QIAGEN is planning to hold a Virtual Deep Dive on Tuesday, December 8, from 16:30-19:00 CET / 10:30-13:00 EST. This webcast will feature top executives and be led by Thierry Bernard and Roland Sackers, who will provide a strategic and financial update. More details about the event are available via the Investor Relations section on www.qiagen.com.

Increased outlook for Q4 2020, full-year 2020 and full-year 2021 results

QIAGEN now expects net sales for the fourth quarter of 2020 to grow at least 32% at constant exchange rates (CER) from $413.5 million in the same period of 2019, and for adjusted EPS to increase to approximately $0.64-0.65 CER from $0.48 in the year-ago quarter.

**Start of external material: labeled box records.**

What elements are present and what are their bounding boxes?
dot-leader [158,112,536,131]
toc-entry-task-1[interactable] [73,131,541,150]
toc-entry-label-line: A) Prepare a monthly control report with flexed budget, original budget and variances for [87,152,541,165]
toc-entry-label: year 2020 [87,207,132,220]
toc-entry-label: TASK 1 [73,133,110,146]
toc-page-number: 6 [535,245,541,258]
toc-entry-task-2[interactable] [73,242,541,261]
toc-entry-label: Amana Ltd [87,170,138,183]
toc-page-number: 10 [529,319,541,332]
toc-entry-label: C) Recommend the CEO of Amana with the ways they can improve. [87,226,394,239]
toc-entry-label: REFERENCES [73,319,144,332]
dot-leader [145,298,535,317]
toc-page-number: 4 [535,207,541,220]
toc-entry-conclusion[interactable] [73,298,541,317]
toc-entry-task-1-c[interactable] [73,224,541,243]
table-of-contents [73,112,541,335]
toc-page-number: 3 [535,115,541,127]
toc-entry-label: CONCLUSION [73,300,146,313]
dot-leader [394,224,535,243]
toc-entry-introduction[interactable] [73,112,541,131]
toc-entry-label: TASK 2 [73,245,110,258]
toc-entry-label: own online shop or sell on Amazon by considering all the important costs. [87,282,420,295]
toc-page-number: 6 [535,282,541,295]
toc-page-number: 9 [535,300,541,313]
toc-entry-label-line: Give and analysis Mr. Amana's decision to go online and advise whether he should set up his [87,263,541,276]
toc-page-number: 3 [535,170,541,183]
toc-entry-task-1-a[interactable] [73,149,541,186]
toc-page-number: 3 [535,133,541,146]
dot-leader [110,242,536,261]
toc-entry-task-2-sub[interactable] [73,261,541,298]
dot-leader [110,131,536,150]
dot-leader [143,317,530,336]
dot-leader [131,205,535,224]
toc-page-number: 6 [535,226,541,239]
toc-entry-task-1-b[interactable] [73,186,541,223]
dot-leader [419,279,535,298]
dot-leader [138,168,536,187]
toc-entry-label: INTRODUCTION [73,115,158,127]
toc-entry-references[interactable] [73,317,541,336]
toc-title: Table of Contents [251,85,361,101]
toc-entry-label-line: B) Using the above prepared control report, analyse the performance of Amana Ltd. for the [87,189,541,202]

QIAGEN also now expects full-year 2020 net sales to grow approximately 22% CER from $1.53 billion in 2019, and for adjusted EPS to increase to $2.13-2.14 CER from $1.43 in 2019.

These strong trends are expected to continue into 2021. QIAGEN now expects full-year 2021 net sales to grow 18-20% CER from the midpoint of the anticipated range for full-year 2020 net sales results. Adjusted EPS is now expected to be $2.42-2.46 CER. These results include significant investments planned for R&D and clinical trials to strengthen the competitive profile of QIAGEN’s five pillars of growth. In particular, these include initiatives to enlarge the test menu for the NeuMoDx and QIAstat-Dx systems in the U.S. and Europe.

QIAGEN plans to maintain or take a top leadership position in these areas identified as the five pillars of growth: (1) Sample technologies used to gain nucleic acids from biological samples; (2) QuantiFERON for immune response testing, especially tuberculosis (TB); (3) the integrated PCR system NeuMoDx; (4) the QIAstat-Dx syndromic testing solution; and (5) the QIAcuity digital PCR portfolio.